Microfísica del poder
Dividida en tres volúmenes, la trama comienza con la saga laboral de Carl y su inestable relación con la top model Yaya (Charlbi Dean). En el mercado de la moda, las mujeres valen mucho más que los hombres, lo que deja a Carl en la incómoda posición de sumisión. Yaya lo sabe y sugiere que su relación solo durará mientras sea rentable para sus asociaciones en las redes sociales. Uno de sus patrocinadores lleva a la pareja de modelos influyentes a un crucero de lujo, donde conocen a personas realmente ricas, del tipo que no vive del trueque. Entre ellos se encuentran la familia de un oligarca ruso y una encantadora pareja de ancianos ingleses que hicieron su fortuna vendiendo armas a países en guerra. En el lado opuesto de los privilegiados, la tripulación actúa como niñeras dispuestas a mimar a los ricos excéntricos. La excepción es el comandante interpretado por un excelente Woody Harrelson: borracho todo el viaje, el capitán es un comunista a medias que desprecia a los magnates que lo rodean.
Yo y la supremacía blanca
Por supuesto, el caótico viaje termina en tragedia: en la tercera y última parte de la película, un naufragio lleva a ricos, pobres e influencers a una misma isla remota y desprovista de glamour.
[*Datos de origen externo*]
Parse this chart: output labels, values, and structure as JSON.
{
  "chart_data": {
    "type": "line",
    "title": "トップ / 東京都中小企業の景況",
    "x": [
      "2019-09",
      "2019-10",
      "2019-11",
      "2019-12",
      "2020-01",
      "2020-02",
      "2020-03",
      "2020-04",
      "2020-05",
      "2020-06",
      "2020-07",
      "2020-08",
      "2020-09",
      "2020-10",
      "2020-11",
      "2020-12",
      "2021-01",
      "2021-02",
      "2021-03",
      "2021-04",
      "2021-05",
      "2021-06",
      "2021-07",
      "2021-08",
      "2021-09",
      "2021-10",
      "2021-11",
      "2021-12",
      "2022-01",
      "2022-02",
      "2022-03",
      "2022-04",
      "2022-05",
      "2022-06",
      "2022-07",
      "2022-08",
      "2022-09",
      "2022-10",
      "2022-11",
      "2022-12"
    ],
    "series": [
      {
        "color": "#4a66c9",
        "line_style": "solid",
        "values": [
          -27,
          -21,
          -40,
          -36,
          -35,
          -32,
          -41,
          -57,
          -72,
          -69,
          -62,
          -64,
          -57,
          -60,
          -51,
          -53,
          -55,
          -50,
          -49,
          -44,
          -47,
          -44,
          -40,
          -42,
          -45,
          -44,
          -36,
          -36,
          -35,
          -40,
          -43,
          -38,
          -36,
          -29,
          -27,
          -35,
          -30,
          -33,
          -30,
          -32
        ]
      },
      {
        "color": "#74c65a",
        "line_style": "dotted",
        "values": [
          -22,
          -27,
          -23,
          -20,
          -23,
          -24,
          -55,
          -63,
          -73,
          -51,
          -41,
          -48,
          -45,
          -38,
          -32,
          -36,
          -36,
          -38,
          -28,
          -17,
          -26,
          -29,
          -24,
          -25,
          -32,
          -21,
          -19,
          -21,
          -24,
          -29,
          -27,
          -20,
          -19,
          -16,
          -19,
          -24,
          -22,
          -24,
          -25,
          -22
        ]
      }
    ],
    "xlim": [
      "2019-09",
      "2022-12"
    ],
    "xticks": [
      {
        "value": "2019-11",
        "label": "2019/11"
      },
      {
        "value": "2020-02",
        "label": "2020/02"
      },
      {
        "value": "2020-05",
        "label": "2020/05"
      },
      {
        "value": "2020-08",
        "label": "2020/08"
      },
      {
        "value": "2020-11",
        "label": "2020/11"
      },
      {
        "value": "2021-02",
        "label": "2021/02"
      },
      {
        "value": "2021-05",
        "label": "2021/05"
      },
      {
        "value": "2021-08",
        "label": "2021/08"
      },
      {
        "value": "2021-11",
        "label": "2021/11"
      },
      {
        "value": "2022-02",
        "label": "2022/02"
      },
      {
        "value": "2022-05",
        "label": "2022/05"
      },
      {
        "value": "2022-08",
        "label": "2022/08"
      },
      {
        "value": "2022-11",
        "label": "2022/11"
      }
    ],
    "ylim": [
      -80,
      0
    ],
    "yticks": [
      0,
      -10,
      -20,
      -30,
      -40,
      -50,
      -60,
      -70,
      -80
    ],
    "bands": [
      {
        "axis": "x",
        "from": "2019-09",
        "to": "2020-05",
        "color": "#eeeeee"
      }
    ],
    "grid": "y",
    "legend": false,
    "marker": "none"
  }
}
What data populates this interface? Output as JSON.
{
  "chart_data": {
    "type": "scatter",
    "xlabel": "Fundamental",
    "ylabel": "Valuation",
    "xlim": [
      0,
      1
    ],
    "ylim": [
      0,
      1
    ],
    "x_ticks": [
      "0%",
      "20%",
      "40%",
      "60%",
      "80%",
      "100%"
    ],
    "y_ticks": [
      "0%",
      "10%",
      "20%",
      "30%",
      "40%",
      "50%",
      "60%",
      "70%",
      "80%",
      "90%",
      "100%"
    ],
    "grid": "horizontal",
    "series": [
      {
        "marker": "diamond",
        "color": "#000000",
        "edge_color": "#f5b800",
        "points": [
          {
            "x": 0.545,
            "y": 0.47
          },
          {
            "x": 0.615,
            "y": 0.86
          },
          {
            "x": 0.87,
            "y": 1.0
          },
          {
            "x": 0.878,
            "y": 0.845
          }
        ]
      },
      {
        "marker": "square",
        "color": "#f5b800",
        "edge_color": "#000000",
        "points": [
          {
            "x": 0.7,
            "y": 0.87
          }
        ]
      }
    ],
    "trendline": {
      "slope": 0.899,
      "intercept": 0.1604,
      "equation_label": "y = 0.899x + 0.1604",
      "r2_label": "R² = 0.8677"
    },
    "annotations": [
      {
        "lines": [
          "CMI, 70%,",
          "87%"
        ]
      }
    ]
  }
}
Es el momento de brillar de la sirvienta Abigail (la filipina Dolly de Leon), la única capaz de pescar y cocinar, invierte las relaciones de dependencia, lo que lleva a los multimillonarios a rogar por su amistad y por un trozo de estofado de pescado.
En su trama, Östlund coquetea con una idea muy querida por pensadores como el francés Michel Foucault (1926-1984) de que el poder no es estático ni monolítico, sino una fuerza dinámica que cambia de manos según las circunstancias.
De esta forma, Triangle of Sadness añade un picante reflejo a la sátira: el dinero y el poder no siempre van de la mano, y cuando se abre una brecha entre las dos cosas, hasta el Rolex más caro puede resultar inútil en las relaciones personales. Más aún si los ricos en cuestión son, como en la película, tan pobres de espíritu.